要是老爸认识就好了。。
不过,她並没有將家里遇到的事情说出来,哪怕有那么点可能,杜恆能帮的上忙。
咚。
杜恆搁下水杯,也有些迟疑,要不要把叔叔调走这事和姜莱说呢?好先做个准备。
想了想,同样没开口,从黎晓荷嘴里说出来,大概已是尘埃落定,现在提,无非给女孩增添点额外的烦恼。

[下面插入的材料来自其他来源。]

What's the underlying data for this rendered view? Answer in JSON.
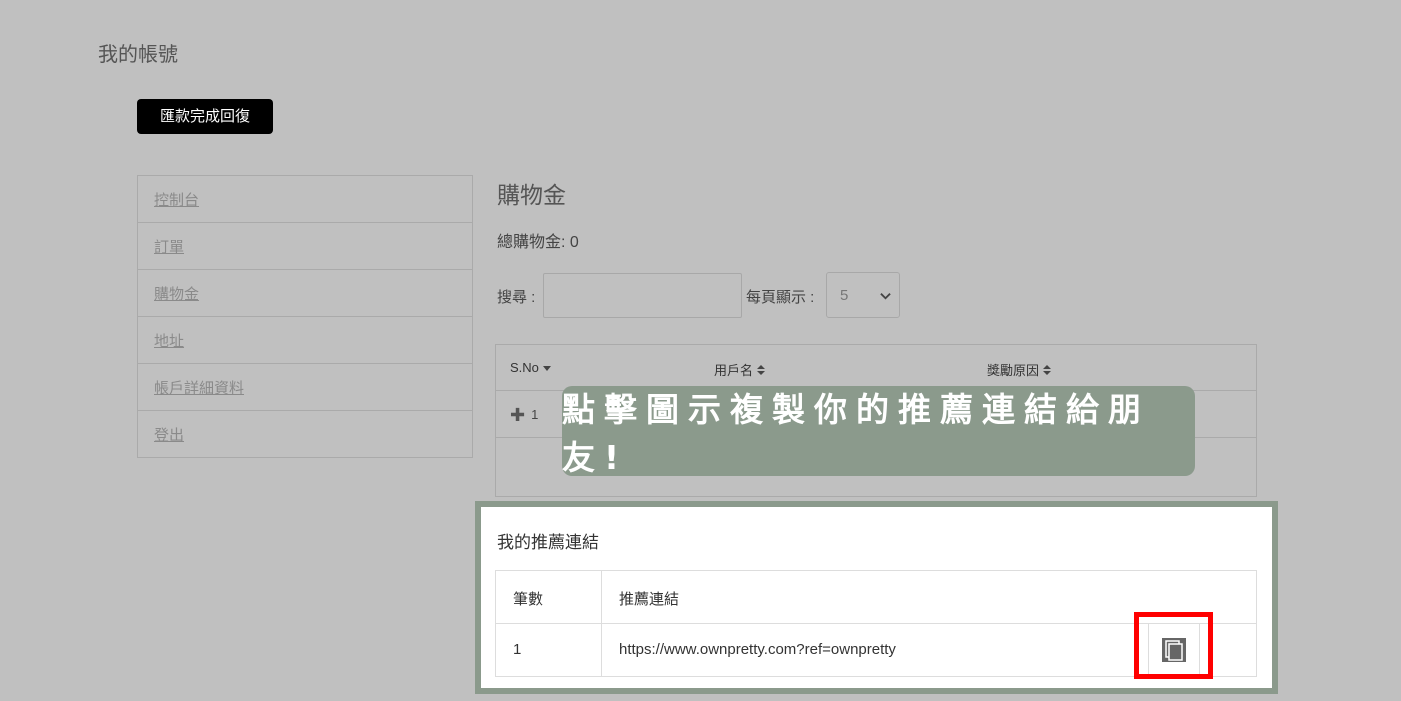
{
  "page_title": "我的帳號",
  "top_button": "匯款完成回復",
  "sidebar": {
    "items": [
      {
        "label": "控制台"
      },
      {
        "label": "訂單"
      },
      {
        "label": "購物金"
      },
      {
        "label": "地址"
      },
      {
        "label": "帳戶詳細資料"
      },
      {
        "label": "登出"
      }
    ]
  },
  "main": {
    "title": "購物金",
    "total_label": "總購物金: 0",
    "search_label": "搜尋 :",
    "search_value": "",
    "perpage_label": "每頁顯示 :",
    "perpage_value": "5",
    "table": {
      "headers": [
        "S.No",
        "用戶名",
        "獎勵原因"
      ],
      "rows": [
        {
          "sno": "1"
        }
      ]
    }
  },
  "overlay_text": "點擊圖示複製你的推薦連結給朋友!",
  "referral": {
    "title": "我的推薦連結",
    "headers": [
      "筆數",
      "推薦連結"
    ],
    "rows": [
      {
        "index": "1",
        "link": "https://www.ownpretty.com?ref=ownpretty"
      }
    ]
  },
  "colors": {
    "background": "#c0c0c0",
    "overlay": "#8b9a8c",
    "highlight": "#ff0000",
    "button": "#000000"
  },
  "icons": [
    "sort-caret-down-icon",
    "sort-icon",
    "plus-icon",
    "chevron-down-icon",
    "copy-icon"
  ]
}
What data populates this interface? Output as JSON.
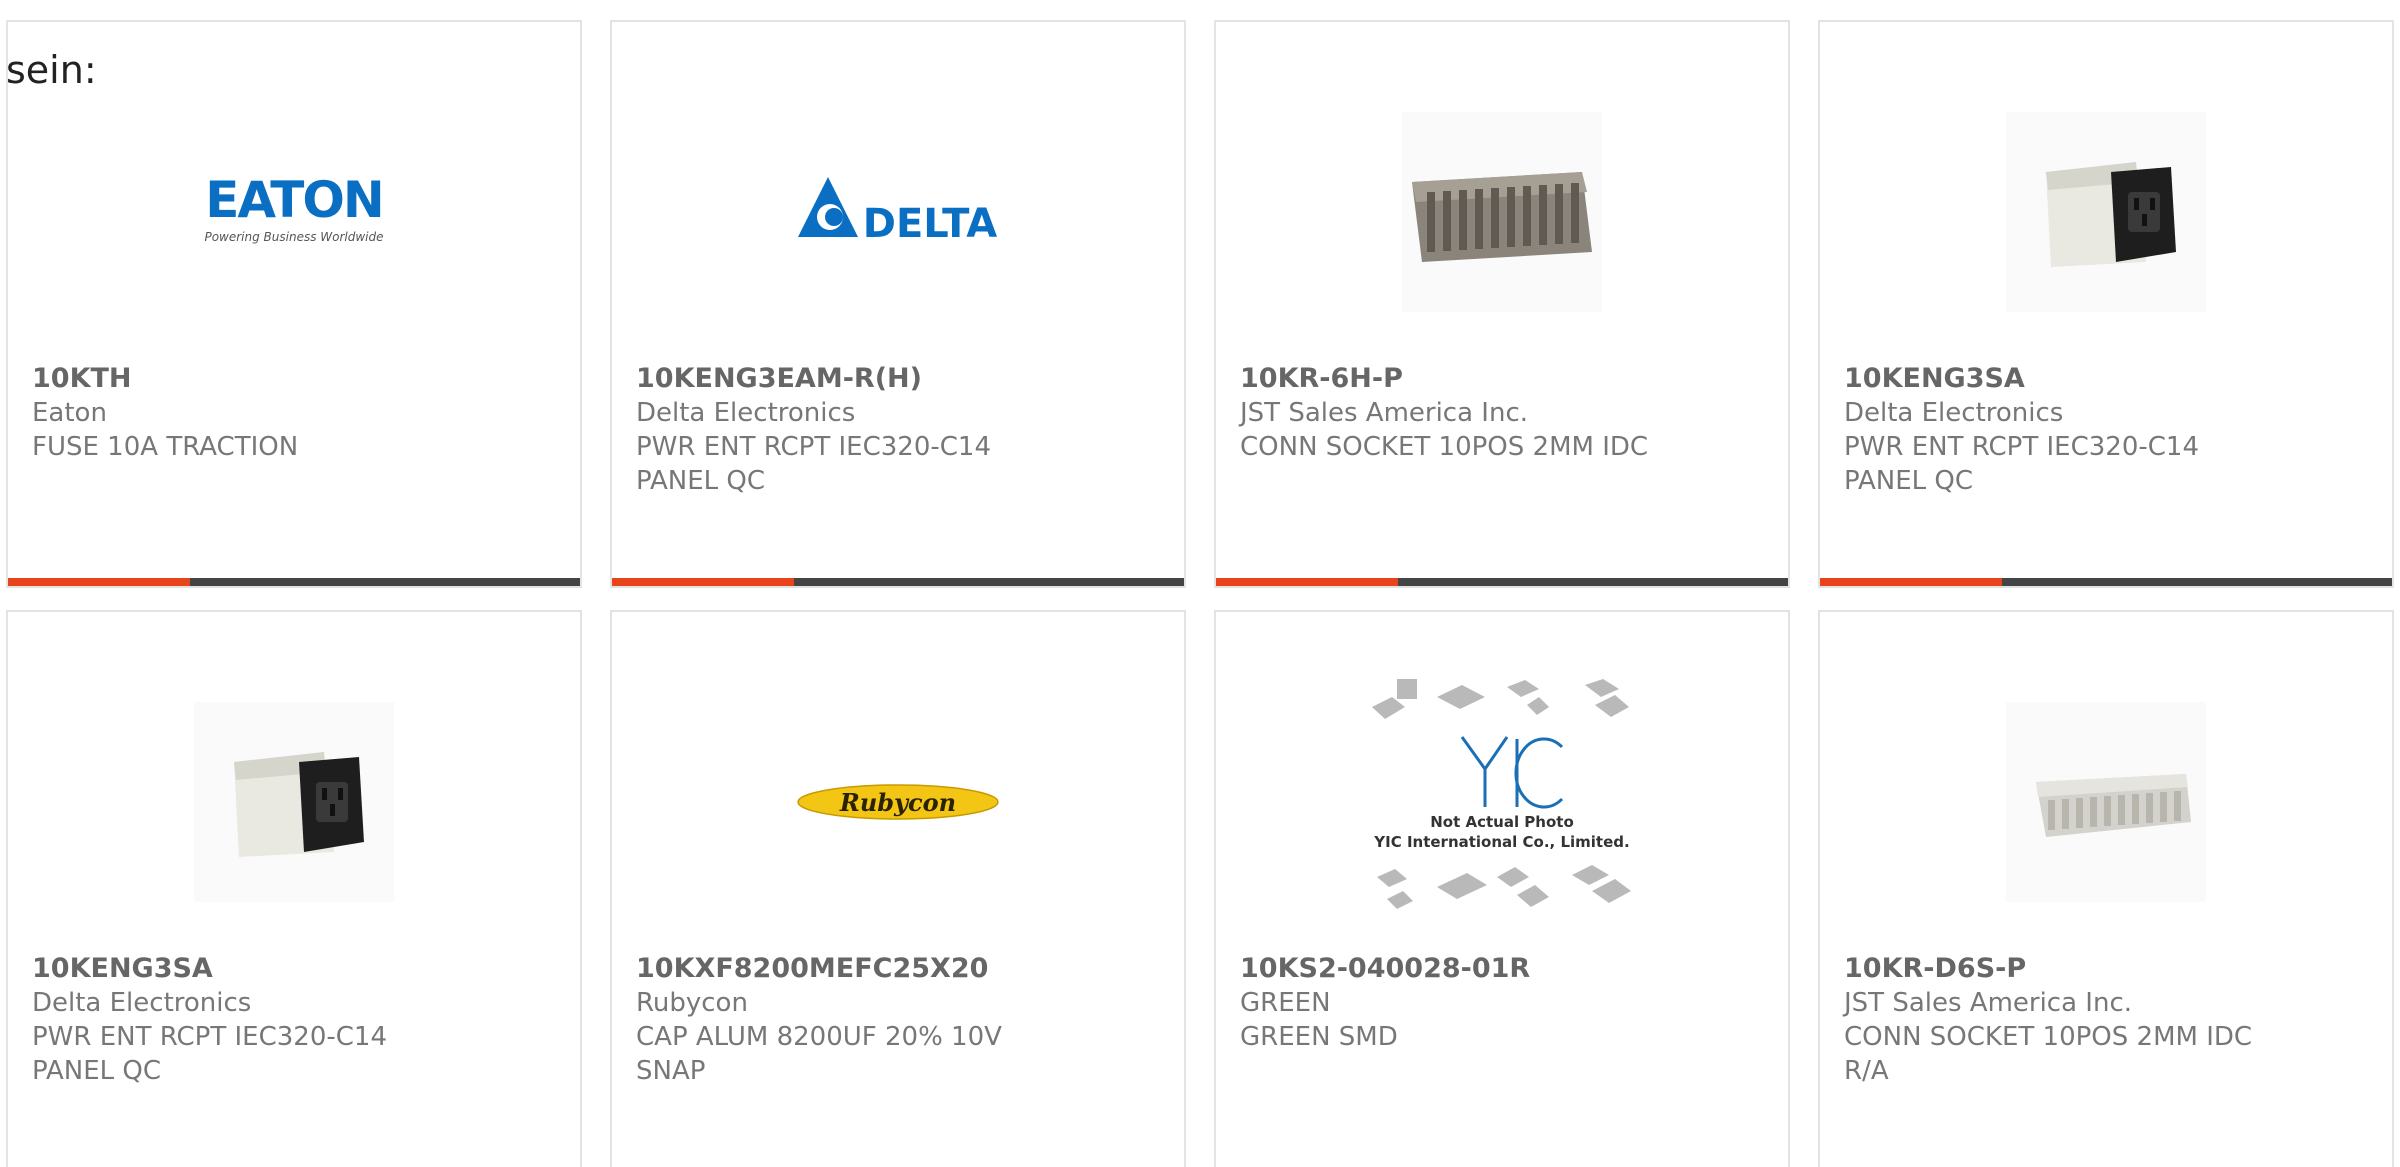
{
  "lead_text": "sein:",
  "colors": {
    "accent": "#e8441c",
    "bar": "#444444",
    "card_border": "#e3e3e3",
    "text": "#666666"
  },
  "cards": [
    {
      "part_number": "10KTH",
      "manufacturer": "Eaton",
      "description_lines": [
        "FUSE 10A TRACTION"
      ],
      "image": "eaton-logo",
      "logo_text": "EATON",
      "logo_tagline": "Powering Business Worldwide"
    },
    {
      "part_number": "10KENG3EAM-R(H)",
      "manufacturer": "Delta Electronics",
      "description_lines": [
        "PWR ENT RCPT IEC320-C14",
        "PANEL QC"
      ],
      "image": "delta-logo",
      "logo_text": "DELTA"
    },
    {
      "part_number": "10KR-6H-P",
      "manufacturer": "JST Sales America Inc.",
      "description_lines": [
        "CONN SOCKET 10POS 2MM IDC"
      ],
      "image": "idc-connector-photo"
    },
    {
      "part_number": "10KENG3SA",
      "manufacturer": "Delta Electronics",
      "description_lines": [
        "PWR ENT RCPT IEC320-C14",
        "PANEL QC"
      ],
      "image": "power-entry-module-photo"
    },
    {
      "part_number": "10KENG3SA",
      "manufacturer": "Delta Electronics",
      "description_lines": [
        "PWR ENT RCPT IEC320-C14",
        "PANEL QC"
      ],
      "image": "power-entry-module-photo"
    },
    {
      "part_number": "10KXF8200MEFC25X20",
      "manufacturer": "Rubycon",
      "description_lines": [
        "CAP ALUM 8200UF 20% 10V",
        "SNAP"
      ],
      "image": "rubycon-logo",
      "logo_text": "Rubycon"
    },
    {
      "part_number": "10KS2-040028-01R",
      "manufacturer": "GREEN",
      "description_lines": [
        "GREEN SMD"
      ],
      "image": "yic-placeholder",
      "logo_text": "YIC",
      "caption_line1": "Not Actual Photo",
      "caption_line2": "YIC International Co., Limited."
    },
    {
      "part_number": "10KR-D6S-P",
      "manufacturer": "JST Sales America Inc.",
      "description_lines": [
        "CONN SOCKET 10POS 2MM IDC",
        "R/A"
      ],
      "image": "ra-connector-photo"
    }
  ]
}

成年人的世界,就是这么残酷,却也没有必要提前去品尝其中的酸涩。
“等会我们去吃川菜?”
杜恆想想,还是觉得要哄哄人家姑娘。
“不要。”
没想到,姜莱却是直接了当的拒绝。
哼,我有这么容易哄么?
好吧,主要是晚上得回去吃饭,老爸老妈都在家,不像中午,都忙忙碌碌在外面。
就在杜恆语塞的时候,却听见少女软软的声音。
“这次欠著,下次吧。”
“好。”
眼见天色渐晚,姜莱也没有逗留,再待下去,怕是老妈要找过来。
而买好菜回来的许清越见杜恆坐在椅子上发呆,呵的一声,倚在门口,说道。
“我和姜莱聊过了。”
“聊的什么,你不用知道,都是女人的事情。”
“所以,不用问,我也不会说。”
杜恆:
”
”
那你他喵的告诉我干嘛?
见男人一副吃瘪的模样,许清越嘴角勾起弯曲的弧度,径直回了家。
被这么一搅合,杜恆也熄了鼓捣电脑的想法,箱子往楼上墙角一丟,便是让其自然吃灰去了。
主要是,只有电脑无甚大用,连上网才有那么点意思。
接电话线不难,让电信局的人从木桩子上迁个线过来不费什么劲,主要得和房东提。
简单对付了口晚饭,杜恆於一楼坐下,复习著功课。
即便是这次考试挺好,依旧没放鬆要求,分数,自然是越高越好。
夜里一点,才是上楼睡下。
这会儿,连狗都懒得叫唤了。
翌日。
起来的稍微晚些,洗漱完已经是早上八点,去到早点铺,炒麵已经卖完,只能吃点油条以及包子將就下。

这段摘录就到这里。